2010-10-01

Stuxnet, Microsoft, and the Media

There have been a slew of articles about a new piece of malware called Stuxnet which has infected tens of thousands of computers in Iran without the computers' users' knowledge. There's an article by Ellen Nakashima in the Washington Post about how Stuxnet could be used against the US, considering the target of the original attack was probably one of the nuclear power plants in Iran. I wondered what sort of havoc it could wreak on our country's computers. Then I clicked on page 2, and my suspicions — not about Stuxnet's fearsome capabilities, but about its modus operandi and how the mainstream media would report it — were confirmed.
Of course, reading the article again, I should have been suspicious on page 1 itself, considering that "[t]he antivirus security firm Symantec analyzed the worm this summer." Does anyone seriously expect Symantec to be a disinterested party in this?

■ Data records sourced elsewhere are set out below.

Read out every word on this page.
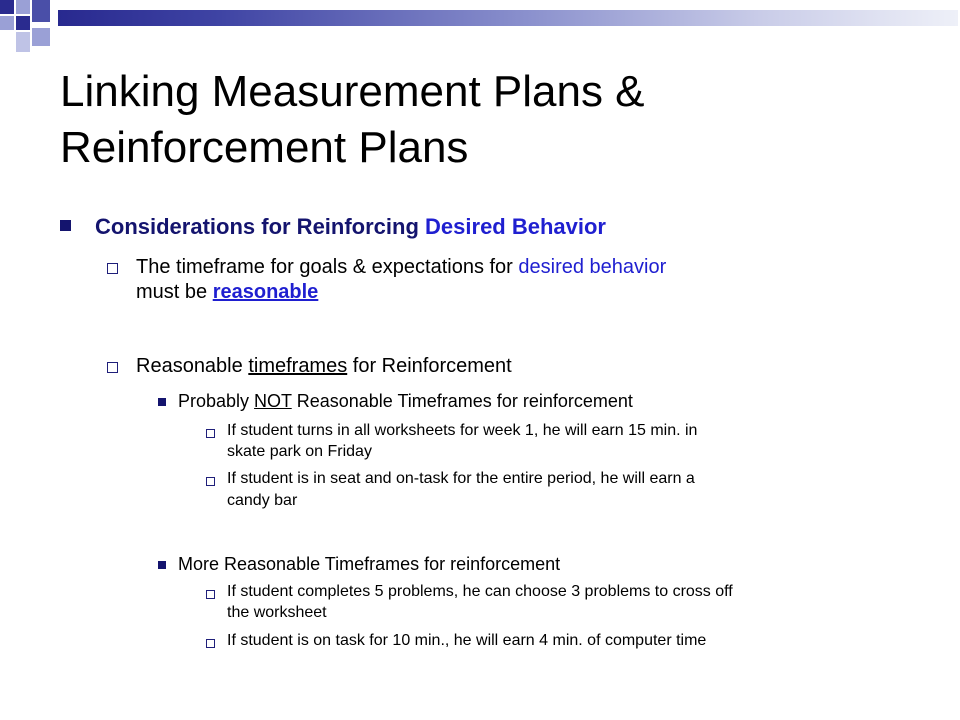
Linking Measurement Plans &
Reinforcement Plans
Considerations for Reinforcing Desired Behavior
The timeframe for goals & expectations for desired behavior
must be reasonable
Reasonable timeframes for Reinforcement
Probably NOT Reasonable Timeframes for reinforcement
If student turns in all worksheets for week 1, he will earn 15 min. in
skate park on Friday
If student is in seat and on-task for the entire period, he will earn a
candy bar
More Reasonable Timeframes for reinforcement
If student completes 5 problems, he can choose 3 problems to cross off
the worksheet
If student is on task for 10 min., he will earn 4 min. of computer time
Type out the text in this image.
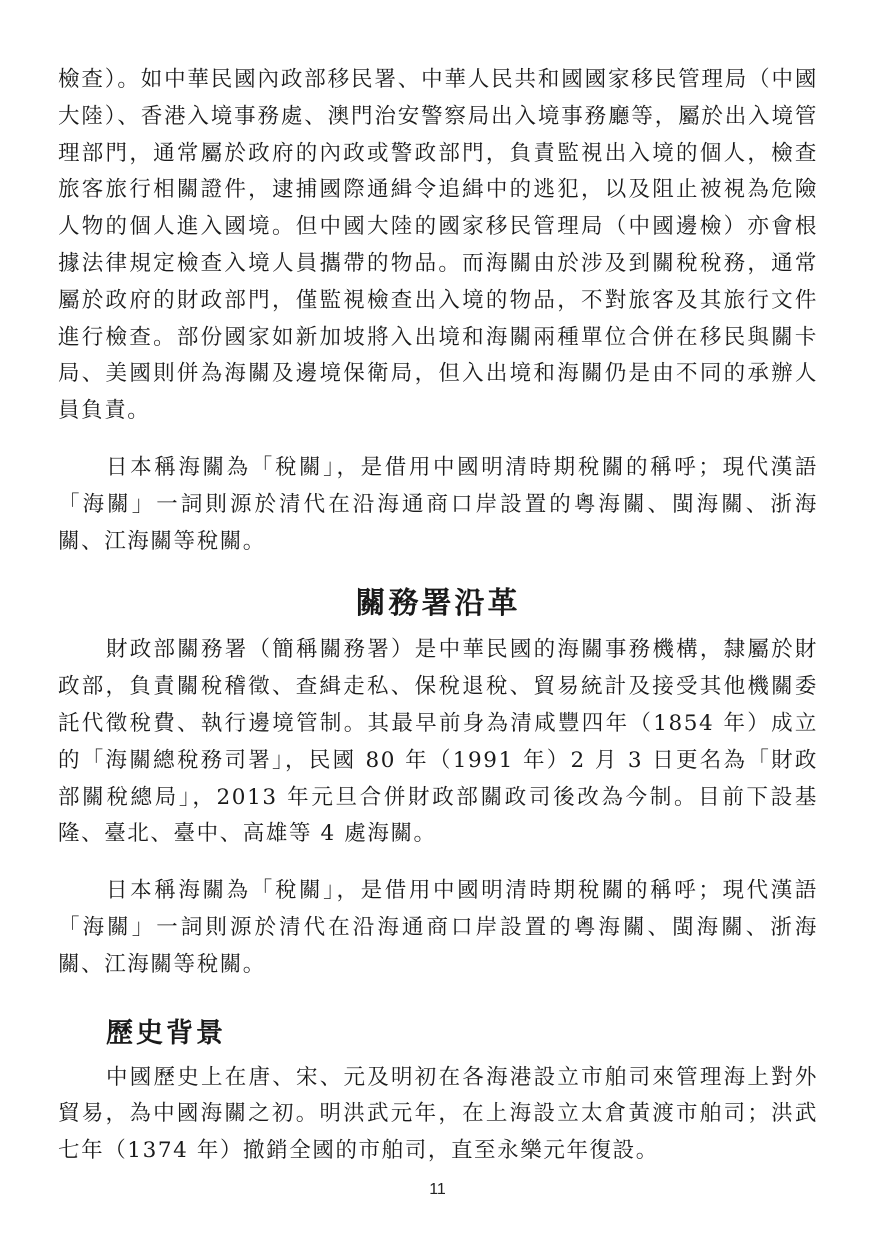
檢查）。如中華民國內政部移民署、中華人民共和國國家移民管理局（中國大陸）、香港入境事務處、澳門治安警察局出入境事務廳等，屬於出入境管理部門，通常屬於政府的內政或警政部門，負責監視出入境的個人，檢查旅客旅行相關證件，逮捕國際通緝令追緝中的逃犯，以及阻止被視為危險人物的個人進入國境。但中國大陸的國家移民管理局（中國邊檢）亦會根據法律規定檢查入境人員攜帶的物品。而海關由於涉及到關稅稅務，通常屬於政府的財政部門，僅監視檢查出入境的物品，不對旅客及其旅行文件進行檢查。部份國家如新加坡將入出境和海關兩種單位合併在移民與關卡局、美國則併為海關及邊境保衛局，但入出境和海關仍是由不同的承辦人員負責。

日本稱海關為「稅關」，是借用中國明清時期稅關的稱呼；現代漢語「海關」一詞則源於清代在沿海通商口岸設置的粵海關、閩海關、浙海關、江海關等稅關。

關務署沿革

財政部關務署（簡稱關務署）是中華民國的海關事務機構，隸屬於財政部，負責關稅稽徵、查緝走私、保稅退稅、貿易統計及接受其他機關委託代徵稅費、執行邊境管制。其最早前身為清咸豐四年（1854 年）成立的「海關總稅務司署」，民國 80 年（1991 年）2 月 3 日更名為「財政部關稅總局」，2013 年元旦合併財政部關政司後改為今制。目前下設基隆、臺北、臺中、高雄等 4 處海關。

日本稱海關為「稅關」，是借用中國明清時期稅關的稱呼；現代漢語「海關」一詞則源於清代在沿海通商口岸設置的粵海關、閩海關、浙海關、江海關等稅關。

歷史背景

中國歷史上在唐、宋、元及明初在各海港設立市舶司來管理海上對外貿易，為中國海關之初。明洪武元年，在上海設立太倉黃渡市舶司；洪武七年（1374 年）撤銷全國的市舶司，直至永樂元年復設。

11
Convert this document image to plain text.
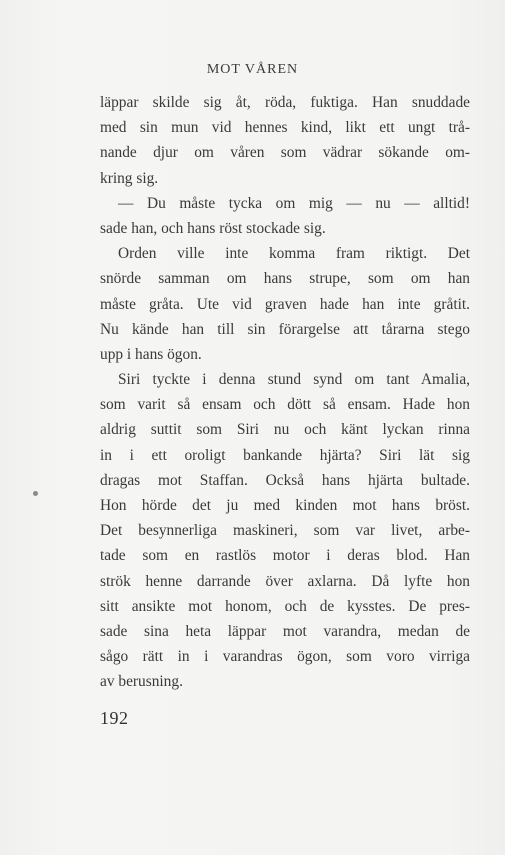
MOT VÅREN
läppar skilde sig åt, röda, fuktiga. Han snuddade
med sin mun vid hennes kind, likt ett ungt trå-
nande djur om våren som vädrar sökande om-
kring sig.
— Du måste tycka om mig — nu — alltid!
sade han, och hans röst stockade sig.
Orden ville inte komma fram riktigt. Det
snörde samman om hans strupe, som om han
måste gråta. Ute vid graven hade han inte gråtit.
Nu kände han till sin förargelse att tårarna stego
upp i hans ögon.
Siri tyckte i denna stund synd om tant Amalia,
som varit så ensam och dött så ensam. Hade hon
aldrig suttit som Siri nu och känt lyckan rinna
in i ett oroligt bankande hjärta? Siri lät sig
dragas mot Staffan. Också hans hjärta bultade.
Hon hörde det ju med kinden mot hans bröst.
Det besynnerliga maskineri, som var livet, arbe-
tade som en rastlös motor i deras blod. Han
strök henne darrande över axlarna. Då lyfte hon
sitt ansikte mot honom, och de kysstes. De pres-
sade sina heta läppar mot varandra, medan de
sågo rätt in i varandras ögon, som voro virriga
av berusning.
192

It's a question of computer security, so of course they're going to inflate numbers a little (though whether they've actually done so this time or not is another question) to scare the public into buying their products.
But the second page holds the real "goodies" of this article. Let's go through the major ones.
But "not even two days later," he said, a hacker Web site posted the code so that others could use it to exploit the vulnerabilities in Microsoft.
I should have figured as much. It only affects Microsoft software. Why must the mainstream media equate Microsoft software with all software, considering that in higher levels of the government (e.g. the Department of Defense) Linux is in widespread use for its security benefits? For goodness sake, the military uses RHEL/CentOS!
* It exploited four Microsoft "zero-day" vulnerabilities, allowing Stuxnet to spread automatically without computers users' knowledge.
* One vulnerability allowed the worm to spread via the use of a thumb drive or other removable device. That flaw and one other have since been patched.
* It is autonomous - it requires no hidden hand at the control stick to direct its moves. [...]
* Once it found its target, it was designed to inject code into the controller to change a process. What that process is, is not yet known.
All of these have to do with the fact that Microsoft Windows automatically elevates users to administrator privileges and grants executables administrative privileges as well, so of course this virus will spread without the user's knowledge, spread via removable media, spread autonomously, and inject code autonomously. With Linux, the concept of user privileges (as well as the way Linux handles executables, which is very different from Microsoft Windows) means that this sort of thing would require a lot more effort to execute. And don't counter with Apple's Mac OS X; a recent Secunia report has showed that Apple software has experienced more security vulnerabilities this year than Microsoft software.
So please, Washington Post: don't conflate Microsoft software with all software, and please do some more of the investigative reporting that made you famous in the 1970s with regard to a certain president; is that too much to ask, in this day and age?